“Character can not be developed in ease and quiet. Only through experience of trial and suffering can a soul be strengthened, ambition inspired, and success achieved.”
A Brief Background:
I must be the happiest I have ever been in my life, why? My house is the cleanest it has ever been! I finally feel like I am worth something and I want my house to reflect that. The more extra “for me” activities I do, the less I mind doing the things that I need to do. My husband is the main bread-winner of the family, he makes twice as much as I do and on top of that has two other businesses that he runs from home. One of which is day trading both the world market and cryptocurency. Any time he has a big win, James will come celebrate with me. Of course I am always happy for him but part of me is always green with envy at his success. For the longest time this made me feel very inadequate. James would always encourage me to find my own source of extra income, my own business if you will, but I resisted saying that between my day job and my chores at home, I just didn’t have time.
Then I heard about freelance writing. I LOVE to write! I have always been a writer but since a college professor told me that very rarely are people able to market their writing talents, I would be better off just writing for myself. My professor was an editor so I figured she would be an authority on the subject so her words cut so deeply that I felt like the creative part of my soul was ripped out. I just never felt the same about my work after that. Sure I wrote here and there, a little poetry, some journal writing, but I didn’t see the point because why write if I can’t share it with the world. I went into a creative depression and eventually quit writing.
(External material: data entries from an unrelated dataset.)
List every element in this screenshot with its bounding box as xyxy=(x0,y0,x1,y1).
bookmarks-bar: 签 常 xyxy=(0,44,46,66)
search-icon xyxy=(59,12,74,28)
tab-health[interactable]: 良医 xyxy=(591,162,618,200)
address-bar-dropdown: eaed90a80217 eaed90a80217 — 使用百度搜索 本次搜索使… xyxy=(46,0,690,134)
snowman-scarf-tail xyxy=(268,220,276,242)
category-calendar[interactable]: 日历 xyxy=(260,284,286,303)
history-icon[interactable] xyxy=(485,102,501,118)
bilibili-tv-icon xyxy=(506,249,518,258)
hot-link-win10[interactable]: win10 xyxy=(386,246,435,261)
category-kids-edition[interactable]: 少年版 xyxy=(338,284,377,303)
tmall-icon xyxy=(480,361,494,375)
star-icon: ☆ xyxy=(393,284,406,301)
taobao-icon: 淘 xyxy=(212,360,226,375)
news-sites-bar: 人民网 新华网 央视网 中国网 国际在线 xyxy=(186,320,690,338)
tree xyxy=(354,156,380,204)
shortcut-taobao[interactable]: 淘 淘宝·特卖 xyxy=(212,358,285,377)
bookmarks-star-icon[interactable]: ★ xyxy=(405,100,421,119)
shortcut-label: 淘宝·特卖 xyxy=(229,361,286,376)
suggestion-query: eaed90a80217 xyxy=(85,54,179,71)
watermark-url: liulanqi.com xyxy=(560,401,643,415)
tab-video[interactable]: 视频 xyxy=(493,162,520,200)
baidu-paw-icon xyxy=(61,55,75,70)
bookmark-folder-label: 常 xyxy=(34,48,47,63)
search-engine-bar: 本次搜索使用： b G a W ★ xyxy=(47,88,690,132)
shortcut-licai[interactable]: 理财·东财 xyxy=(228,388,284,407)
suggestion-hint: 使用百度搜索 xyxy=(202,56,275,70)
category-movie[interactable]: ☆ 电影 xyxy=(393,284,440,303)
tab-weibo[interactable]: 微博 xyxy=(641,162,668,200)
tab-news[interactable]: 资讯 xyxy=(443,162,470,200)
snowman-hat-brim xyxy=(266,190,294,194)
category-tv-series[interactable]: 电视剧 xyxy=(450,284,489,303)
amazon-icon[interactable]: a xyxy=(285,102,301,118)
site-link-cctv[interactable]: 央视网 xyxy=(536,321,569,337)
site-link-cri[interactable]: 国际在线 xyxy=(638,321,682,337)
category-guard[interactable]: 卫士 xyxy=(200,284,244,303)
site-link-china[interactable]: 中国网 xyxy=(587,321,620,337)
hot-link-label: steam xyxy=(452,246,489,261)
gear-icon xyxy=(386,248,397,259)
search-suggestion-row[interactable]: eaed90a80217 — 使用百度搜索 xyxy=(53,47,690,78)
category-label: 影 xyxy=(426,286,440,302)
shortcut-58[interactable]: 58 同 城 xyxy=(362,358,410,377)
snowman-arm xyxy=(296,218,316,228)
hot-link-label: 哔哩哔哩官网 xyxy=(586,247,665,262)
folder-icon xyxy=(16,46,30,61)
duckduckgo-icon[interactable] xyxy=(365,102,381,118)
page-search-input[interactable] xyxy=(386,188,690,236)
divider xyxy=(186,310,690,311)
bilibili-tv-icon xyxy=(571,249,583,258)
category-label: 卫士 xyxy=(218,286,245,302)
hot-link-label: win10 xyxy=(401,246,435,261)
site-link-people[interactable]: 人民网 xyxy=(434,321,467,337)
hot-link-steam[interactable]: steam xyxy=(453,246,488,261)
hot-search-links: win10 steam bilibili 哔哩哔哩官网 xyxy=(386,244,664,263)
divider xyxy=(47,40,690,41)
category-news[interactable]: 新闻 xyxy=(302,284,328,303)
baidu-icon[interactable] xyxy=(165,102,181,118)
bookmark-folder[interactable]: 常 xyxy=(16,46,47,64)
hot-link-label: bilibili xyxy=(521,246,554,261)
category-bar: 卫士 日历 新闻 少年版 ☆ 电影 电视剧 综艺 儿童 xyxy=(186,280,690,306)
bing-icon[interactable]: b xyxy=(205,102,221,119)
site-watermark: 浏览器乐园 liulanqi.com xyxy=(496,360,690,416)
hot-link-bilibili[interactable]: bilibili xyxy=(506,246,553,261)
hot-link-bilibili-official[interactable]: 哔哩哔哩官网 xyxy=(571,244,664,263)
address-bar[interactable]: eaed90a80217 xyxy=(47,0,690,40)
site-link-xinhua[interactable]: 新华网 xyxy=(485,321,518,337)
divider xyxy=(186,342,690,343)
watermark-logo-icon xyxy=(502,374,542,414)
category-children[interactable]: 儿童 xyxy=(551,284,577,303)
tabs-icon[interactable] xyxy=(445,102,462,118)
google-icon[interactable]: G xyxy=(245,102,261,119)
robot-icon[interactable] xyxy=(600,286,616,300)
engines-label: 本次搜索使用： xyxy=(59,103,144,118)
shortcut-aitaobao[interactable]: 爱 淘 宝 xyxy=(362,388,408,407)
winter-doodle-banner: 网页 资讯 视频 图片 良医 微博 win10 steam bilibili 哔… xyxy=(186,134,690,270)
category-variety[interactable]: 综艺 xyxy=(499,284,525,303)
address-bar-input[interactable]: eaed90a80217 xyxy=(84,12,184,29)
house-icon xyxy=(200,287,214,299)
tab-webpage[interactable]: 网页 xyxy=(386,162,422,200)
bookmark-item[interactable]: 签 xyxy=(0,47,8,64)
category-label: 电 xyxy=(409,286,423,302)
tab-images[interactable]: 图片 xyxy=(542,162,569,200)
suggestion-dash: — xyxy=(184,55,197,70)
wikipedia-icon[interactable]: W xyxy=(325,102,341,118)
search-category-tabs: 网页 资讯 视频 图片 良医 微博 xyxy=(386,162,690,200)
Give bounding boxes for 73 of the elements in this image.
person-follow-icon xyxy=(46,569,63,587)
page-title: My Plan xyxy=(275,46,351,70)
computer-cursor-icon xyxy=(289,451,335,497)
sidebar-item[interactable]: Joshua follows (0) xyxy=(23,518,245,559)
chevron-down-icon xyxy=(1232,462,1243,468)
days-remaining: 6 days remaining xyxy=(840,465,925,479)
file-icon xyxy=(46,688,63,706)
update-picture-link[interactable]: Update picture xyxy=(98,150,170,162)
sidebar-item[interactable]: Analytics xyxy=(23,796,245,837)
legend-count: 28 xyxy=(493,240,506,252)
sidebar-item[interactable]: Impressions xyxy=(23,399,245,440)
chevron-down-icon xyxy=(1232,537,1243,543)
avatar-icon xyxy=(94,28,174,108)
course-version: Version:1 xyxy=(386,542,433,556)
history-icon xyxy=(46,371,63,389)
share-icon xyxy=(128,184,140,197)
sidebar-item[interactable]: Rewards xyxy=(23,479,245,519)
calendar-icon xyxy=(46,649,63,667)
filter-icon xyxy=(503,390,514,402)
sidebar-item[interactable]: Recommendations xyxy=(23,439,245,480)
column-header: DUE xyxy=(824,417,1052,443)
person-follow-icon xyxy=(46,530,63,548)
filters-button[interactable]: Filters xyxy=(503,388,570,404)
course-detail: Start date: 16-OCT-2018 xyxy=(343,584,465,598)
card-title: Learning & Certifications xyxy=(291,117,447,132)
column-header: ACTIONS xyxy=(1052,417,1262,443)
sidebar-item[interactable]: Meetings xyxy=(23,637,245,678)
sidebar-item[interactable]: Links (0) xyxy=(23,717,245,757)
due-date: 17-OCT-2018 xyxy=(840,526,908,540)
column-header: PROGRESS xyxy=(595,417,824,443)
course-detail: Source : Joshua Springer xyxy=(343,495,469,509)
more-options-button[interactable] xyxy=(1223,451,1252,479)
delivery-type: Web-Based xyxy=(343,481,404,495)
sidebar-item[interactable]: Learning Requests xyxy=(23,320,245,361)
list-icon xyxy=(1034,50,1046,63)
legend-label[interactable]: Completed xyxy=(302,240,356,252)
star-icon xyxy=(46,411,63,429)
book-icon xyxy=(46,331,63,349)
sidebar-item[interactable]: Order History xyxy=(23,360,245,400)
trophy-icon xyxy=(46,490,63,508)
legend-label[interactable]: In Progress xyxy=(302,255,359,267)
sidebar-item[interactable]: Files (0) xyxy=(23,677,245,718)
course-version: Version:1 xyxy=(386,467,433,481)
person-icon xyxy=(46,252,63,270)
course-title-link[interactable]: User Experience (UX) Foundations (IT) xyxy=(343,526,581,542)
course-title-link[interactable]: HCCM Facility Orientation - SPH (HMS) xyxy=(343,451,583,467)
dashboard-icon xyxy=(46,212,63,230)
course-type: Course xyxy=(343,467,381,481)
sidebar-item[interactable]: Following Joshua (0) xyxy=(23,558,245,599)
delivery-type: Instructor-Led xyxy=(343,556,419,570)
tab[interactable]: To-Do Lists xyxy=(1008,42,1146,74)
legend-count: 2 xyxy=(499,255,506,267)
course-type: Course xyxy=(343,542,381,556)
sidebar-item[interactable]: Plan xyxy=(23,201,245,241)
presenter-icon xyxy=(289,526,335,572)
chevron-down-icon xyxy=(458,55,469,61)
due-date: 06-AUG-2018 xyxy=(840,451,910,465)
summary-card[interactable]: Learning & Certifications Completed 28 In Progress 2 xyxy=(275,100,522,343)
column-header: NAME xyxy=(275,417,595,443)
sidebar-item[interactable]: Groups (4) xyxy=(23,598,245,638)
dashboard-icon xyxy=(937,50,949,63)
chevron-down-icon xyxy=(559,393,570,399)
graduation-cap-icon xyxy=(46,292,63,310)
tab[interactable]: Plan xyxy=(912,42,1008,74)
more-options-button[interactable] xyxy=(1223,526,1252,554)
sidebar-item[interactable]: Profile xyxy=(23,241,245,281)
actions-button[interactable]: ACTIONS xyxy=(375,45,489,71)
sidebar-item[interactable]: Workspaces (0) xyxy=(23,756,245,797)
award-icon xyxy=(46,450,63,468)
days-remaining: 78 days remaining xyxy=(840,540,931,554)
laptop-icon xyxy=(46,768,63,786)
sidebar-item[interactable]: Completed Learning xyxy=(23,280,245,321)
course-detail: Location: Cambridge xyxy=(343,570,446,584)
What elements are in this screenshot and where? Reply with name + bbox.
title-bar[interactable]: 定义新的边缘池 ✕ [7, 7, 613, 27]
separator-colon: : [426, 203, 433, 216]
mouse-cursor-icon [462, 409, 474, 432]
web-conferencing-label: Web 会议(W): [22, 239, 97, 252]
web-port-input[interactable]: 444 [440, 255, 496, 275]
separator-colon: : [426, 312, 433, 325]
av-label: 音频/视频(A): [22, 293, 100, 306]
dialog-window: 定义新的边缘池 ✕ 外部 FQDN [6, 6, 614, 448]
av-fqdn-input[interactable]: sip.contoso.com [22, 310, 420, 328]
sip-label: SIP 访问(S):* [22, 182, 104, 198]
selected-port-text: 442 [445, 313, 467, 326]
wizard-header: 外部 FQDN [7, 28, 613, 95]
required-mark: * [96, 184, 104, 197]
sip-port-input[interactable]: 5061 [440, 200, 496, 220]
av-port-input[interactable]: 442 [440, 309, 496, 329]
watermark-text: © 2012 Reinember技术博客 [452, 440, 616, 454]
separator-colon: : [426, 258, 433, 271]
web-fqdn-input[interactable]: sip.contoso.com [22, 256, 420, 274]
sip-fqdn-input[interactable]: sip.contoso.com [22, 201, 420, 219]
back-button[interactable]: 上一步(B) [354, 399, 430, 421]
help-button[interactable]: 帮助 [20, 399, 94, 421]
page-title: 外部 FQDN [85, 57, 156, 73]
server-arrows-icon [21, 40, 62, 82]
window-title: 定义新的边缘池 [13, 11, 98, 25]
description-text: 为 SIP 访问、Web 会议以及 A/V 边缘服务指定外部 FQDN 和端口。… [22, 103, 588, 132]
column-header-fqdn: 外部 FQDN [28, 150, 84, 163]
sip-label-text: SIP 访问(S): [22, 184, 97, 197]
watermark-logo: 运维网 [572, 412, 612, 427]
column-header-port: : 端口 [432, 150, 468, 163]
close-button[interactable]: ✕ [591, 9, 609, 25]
“Some people dream of success while other people get up every morning and make it happen”
Back To The Present:
Two years ago, I was fortunate enough to have married the most wonderfully supportive yet pushy man I have ever met. He has always pushed me to better myself and gave me his full support in whatever I chose to do, as long as I do something. I stopped writing about the time that I met him so he never really knew me as a writer but when I brought up that I was picking it up again, he talked to me like I was going to be famous one day. He doesn’t ever say it in a way that puts pressure on me, but he talks like it’s just an inevitability. Like one day I’ll have a best seller and because of his faith in me, I want nothing more in the world than to please him and make it happen.
I started reading blogs and listening to podcasts featuring some of my favorite authors and their processes for inspiration and direction for my own goals. Once a step by step process came into place, I began to understand that all my childhood dream needed too become a reality, was someone to follow the steps so clearly laid out. So here I am now, writing and poetry to ease my soul, working on a novel with intent to publish and sharing my words with the masses and it feels right. I feel like this is who I am meant to be. My creative soul has been revived! It only took 10 years.
To The Point:
I should have never let that teacher destroy me in that way. There is a plethora of masses out there waiting in line to tell you in detail why you can’t. Their words mean nothing without your belief in them. After living this story, one thing I learned that has stuck and is branching out into all areas of my life is that not everyone is going to like you, some people are going to see your particular brand of zest and hate you for it. I decided that if they are going to put me down and dislike me, I’ll give them a reason to. I will make them hate me because they are jealous because I am making my dreams a reality in a way that they wish they could.
I am bettering myself in a way that they wish they could and I am happy. The right people will love me and support me as I will love and support them. Those who are inclined toward jealousy can come find me when they decide it’s time to take charge of their lives. When they are ready to love and support themselves and accept the love and support of others instead of hating people for bettering themselves, they can come find me. Those people are my tribe.